Truncated ACE2 levels served to discriminate patients infected with SARS-CoV-2 and influenza A.
A recent study conducted by investigators from the Spanish National Research Council (CSIC) has discovered that a blood test that quantifies the ACE2 protein could be a simple and effective way to monitor a SARS-CoV-2 infection.
Results from the study were published in The FASEB Journal.
“Our approach to this research line was the possibility that soluble ACE2 protein can serve as a read-out during infection with COVID-19,” Javier Sáez-Valero, lead investigator on the study said. “This hypothesis originates from our expertise in Alzheimer's disease.”
For the study, the team of investigators analyzed data from 49 patients with a positive reverse transcription polymerase chain reaction (RT-PCR) test for SARS-CoV-2 in nasopharyngeal swabs. Two other groups were also included in the study. The first included 17 participants with influenza A virus pneumonia and the second included 26 disease free controls.
The investigators then used immunoprecipitation and western blotting to identify ACE2 species in the participants plasma.

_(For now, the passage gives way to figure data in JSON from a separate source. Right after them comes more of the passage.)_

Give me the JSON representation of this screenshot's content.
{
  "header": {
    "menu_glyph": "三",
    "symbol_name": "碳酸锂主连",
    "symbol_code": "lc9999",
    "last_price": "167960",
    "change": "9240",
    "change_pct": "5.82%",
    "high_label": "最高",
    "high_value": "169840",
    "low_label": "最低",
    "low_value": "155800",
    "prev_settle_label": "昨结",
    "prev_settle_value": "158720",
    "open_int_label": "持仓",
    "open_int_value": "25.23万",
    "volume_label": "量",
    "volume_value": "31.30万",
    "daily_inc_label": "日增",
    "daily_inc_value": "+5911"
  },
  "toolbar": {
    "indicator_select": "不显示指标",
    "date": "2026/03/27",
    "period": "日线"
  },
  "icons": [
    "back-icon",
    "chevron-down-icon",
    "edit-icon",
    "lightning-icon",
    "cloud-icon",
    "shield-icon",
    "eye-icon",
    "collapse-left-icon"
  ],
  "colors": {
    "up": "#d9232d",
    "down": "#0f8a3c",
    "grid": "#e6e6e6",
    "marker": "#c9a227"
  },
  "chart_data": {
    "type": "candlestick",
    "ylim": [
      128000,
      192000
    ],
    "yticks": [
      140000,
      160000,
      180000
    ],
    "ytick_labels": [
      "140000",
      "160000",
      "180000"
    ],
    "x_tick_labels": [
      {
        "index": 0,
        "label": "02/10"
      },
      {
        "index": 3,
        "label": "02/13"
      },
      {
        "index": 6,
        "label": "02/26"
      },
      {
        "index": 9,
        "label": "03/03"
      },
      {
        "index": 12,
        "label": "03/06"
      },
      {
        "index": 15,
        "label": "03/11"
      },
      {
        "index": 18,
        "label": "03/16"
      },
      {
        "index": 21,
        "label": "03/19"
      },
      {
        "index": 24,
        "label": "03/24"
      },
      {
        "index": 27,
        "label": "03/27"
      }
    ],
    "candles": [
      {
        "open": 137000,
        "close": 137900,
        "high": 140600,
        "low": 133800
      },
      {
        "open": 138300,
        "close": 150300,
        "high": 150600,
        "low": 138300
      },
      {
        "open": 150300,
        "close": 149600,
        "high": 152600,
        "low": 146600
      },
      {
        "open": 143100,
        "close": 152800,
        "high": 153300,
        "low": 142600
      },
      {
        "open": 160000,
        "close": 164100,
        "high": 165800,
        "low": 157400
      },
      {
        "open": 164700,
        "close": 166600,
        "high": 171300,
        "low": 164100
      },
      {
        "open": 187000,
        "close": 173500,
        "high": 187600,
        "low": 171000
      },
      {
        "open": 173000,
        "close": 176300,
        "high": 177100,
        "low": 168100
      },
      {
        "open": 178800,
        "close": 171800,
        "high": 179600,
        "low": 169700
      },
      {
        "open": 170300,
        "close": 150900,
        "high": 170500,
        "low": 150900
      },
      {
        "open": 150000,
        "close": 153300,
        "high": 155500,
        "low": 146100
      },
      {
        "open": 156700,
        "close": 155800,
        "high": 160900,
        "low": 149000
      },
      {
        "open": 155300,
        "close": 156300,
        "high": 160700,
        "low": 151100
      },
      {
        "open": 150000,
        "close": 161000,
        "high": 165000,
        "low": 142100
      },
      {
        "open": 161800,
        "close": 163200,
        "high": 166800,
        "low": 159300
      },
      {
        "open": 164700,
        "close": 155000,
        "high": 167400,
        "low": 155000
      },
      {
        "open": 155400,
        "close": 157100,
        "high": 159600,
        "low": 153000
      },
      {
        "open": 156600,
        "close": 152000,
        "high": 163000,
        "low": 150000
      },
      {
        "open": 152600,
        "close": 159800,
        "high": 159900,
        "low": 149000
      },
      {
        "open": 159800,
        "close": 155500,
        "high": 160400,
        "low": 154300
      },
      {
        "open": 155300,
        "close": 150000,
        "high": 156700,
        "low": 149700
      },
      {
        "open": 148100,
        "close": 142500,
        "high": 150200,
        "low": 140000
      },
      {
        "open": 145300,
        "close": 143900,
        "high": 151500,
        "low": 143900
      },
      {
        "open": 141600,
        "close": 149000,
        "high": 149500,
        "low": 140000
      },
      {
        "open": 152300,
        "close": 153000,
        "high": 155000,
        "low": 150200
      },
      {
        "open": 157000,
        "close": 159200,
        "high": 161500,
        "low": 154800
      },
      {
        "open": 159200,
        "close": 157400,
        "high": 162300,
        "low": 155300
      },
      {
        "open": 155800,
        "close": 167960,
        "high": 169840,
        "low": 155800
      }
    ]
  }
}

Findings showed that patients in the acute phase of a COVID-19 infection had significantly reduced plasma levels of the full-length ACE2 protein when compared to the controls. They also found that the plasma levels of a lower molecular mass (70 kDa) ACE2 fragment were increased.

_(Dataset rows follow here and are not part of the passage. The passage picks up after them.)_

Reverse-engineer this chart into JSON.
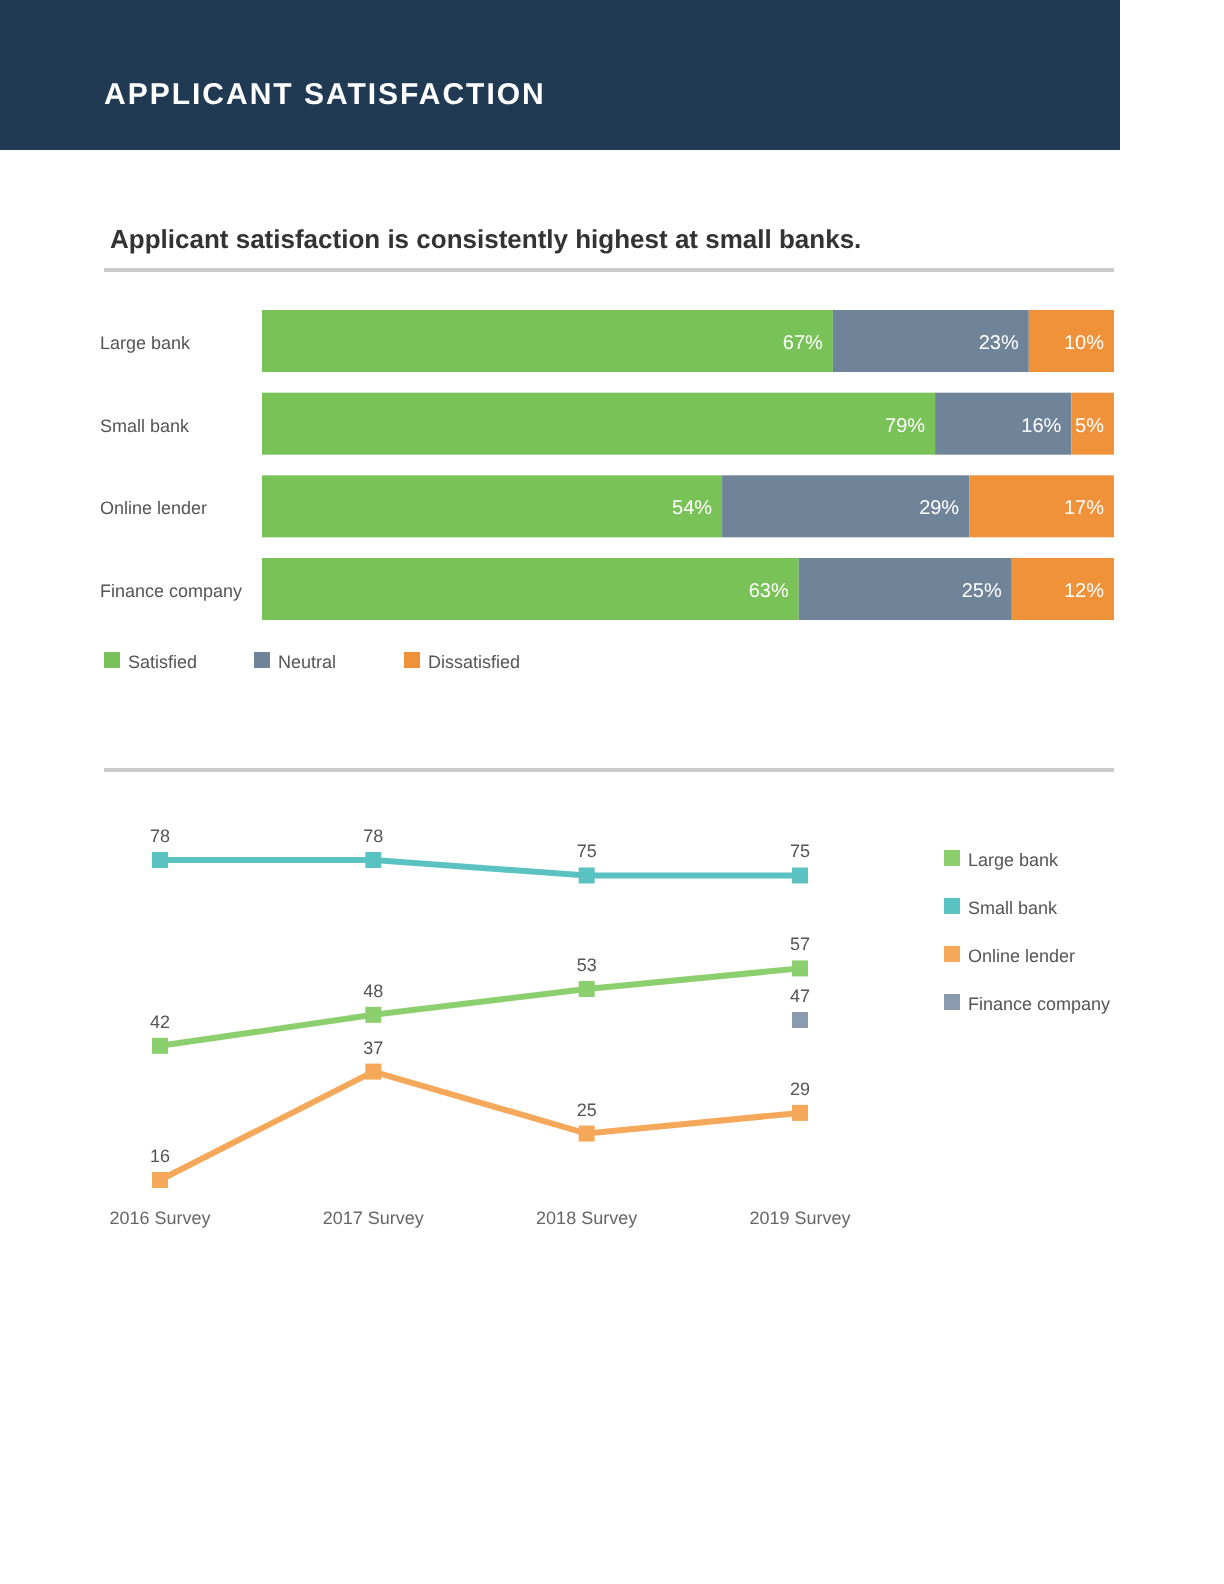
{
  "chart_data": [
    {
      "type": "bar",
      "title": "APPLICANT SATISFACTION",
      "subtitle": "Applicant satisfaction is consistently highest at small banks.",
      "orientation": "horizontal",
      "stacked": true,
      "legend": "bottom left",
      "categories": [
        "Large bank",
        "Small bank",
        "Online lender",
        "Finance company"
      ],
      "series": [
        {
          "name": "Satisfied",
          "color": "#78c257",
          "values": [
            67,
            79,
            54,
            63
          ],
          "value_labels": [
            "67%",
            "79%",
            "54%",
            "63%"
          ]
        },
        {
          "name": "Neutral",
          "color": "#6f8499",
          "values": [
            23,
            16,
            29,
            25
          ],
          "value_labels": [
            "23%",
            "16%",
            "29%",
            "25%"
          ]
        },
        {
          "name": "Dissatisfied",
          "color": "#f0923a",
          "values": [
            10,
            5,
            17,
            12
          ],
          "value_labels": [
            "10%",
            "5%",
            "17%",
            "12%"
          ]
        }
      ]
    },
    {
      "type": "line",
      "marker": "square",
      "data_labels": true,
      "legend": "right",
      "categories": [
        "2016 Survey",
        "2017 Survey",
        "2018 Survey",
        "2019 Survey"
      ],
      "series": [
        {
          "name": "Large bank",
          "color": "#8ccf6e",
          "values": [
            42,
            48,
            53,
            57
          ]
        },
        {
          "name": "Small bank",
          "color": "#5bc2c2",
          "values": [
            78,
            78,
            75,
            75
          ]
        },
        {
          "name": "Online lender",
          "color": "#f5a85a",
          "values": [
            16,
            37,
            25,
            29
          ]
        },
        {
          "name": "Finance company",
          "color": "#8a9bb0",
          "values": [
            null,
            null,
            null,
            47
          ]
        }
      ]
    }
  ]
}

When patients recovered, the levels of ACE2 and truncated ACE2 in their plasma returned to normal. These findings suggest that both forms of ACE2 present in plasma could be used as a good biomarker of the evolution of coronavirus infection.

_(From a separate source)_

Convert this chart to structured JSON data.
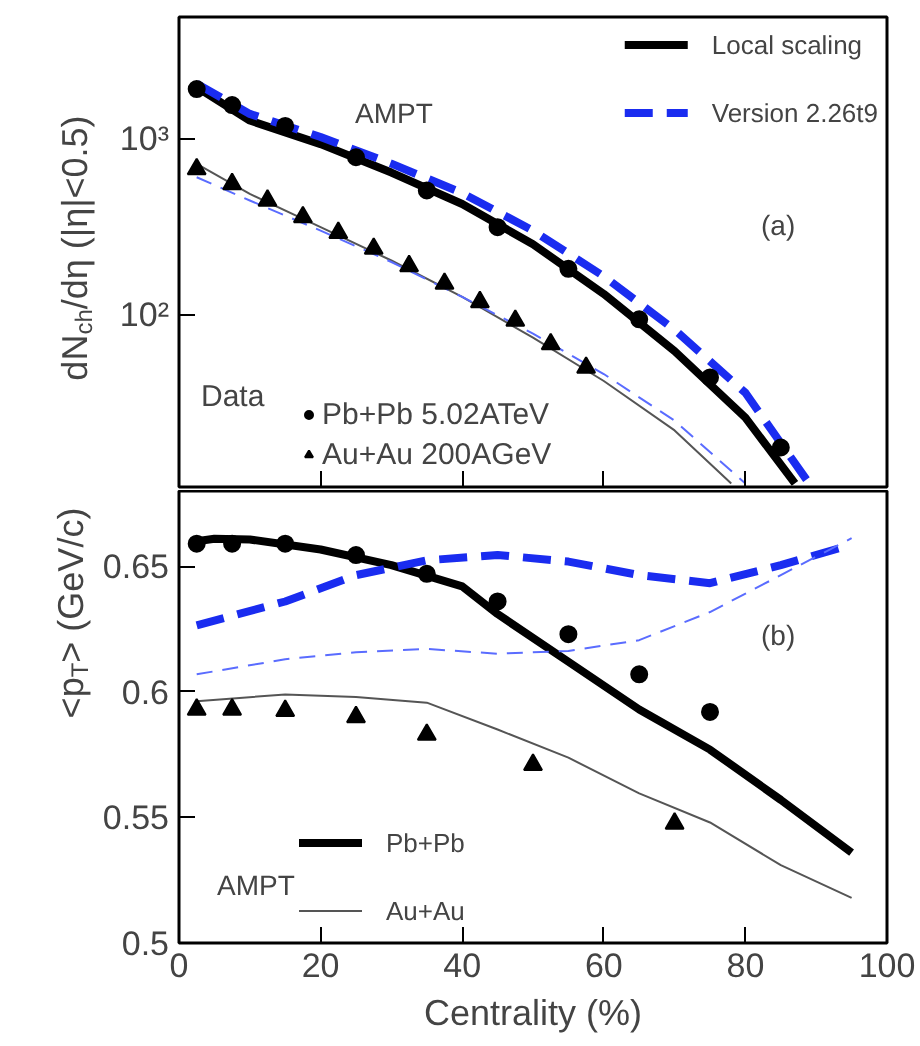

"In this work we have studied the plasma levels of the coronavirus receptor, the ACE2 protein, and we have been able to determine that there are different forms of the protein in plasma, and that part of the soluble ACE2 are proteolytic fragments of the ACE2 receptor, generated subsequently to interaction with the virus,” Sáez-Valero said. “The full-length protein is also found in plasma, which provides information about tissue affection during infection.”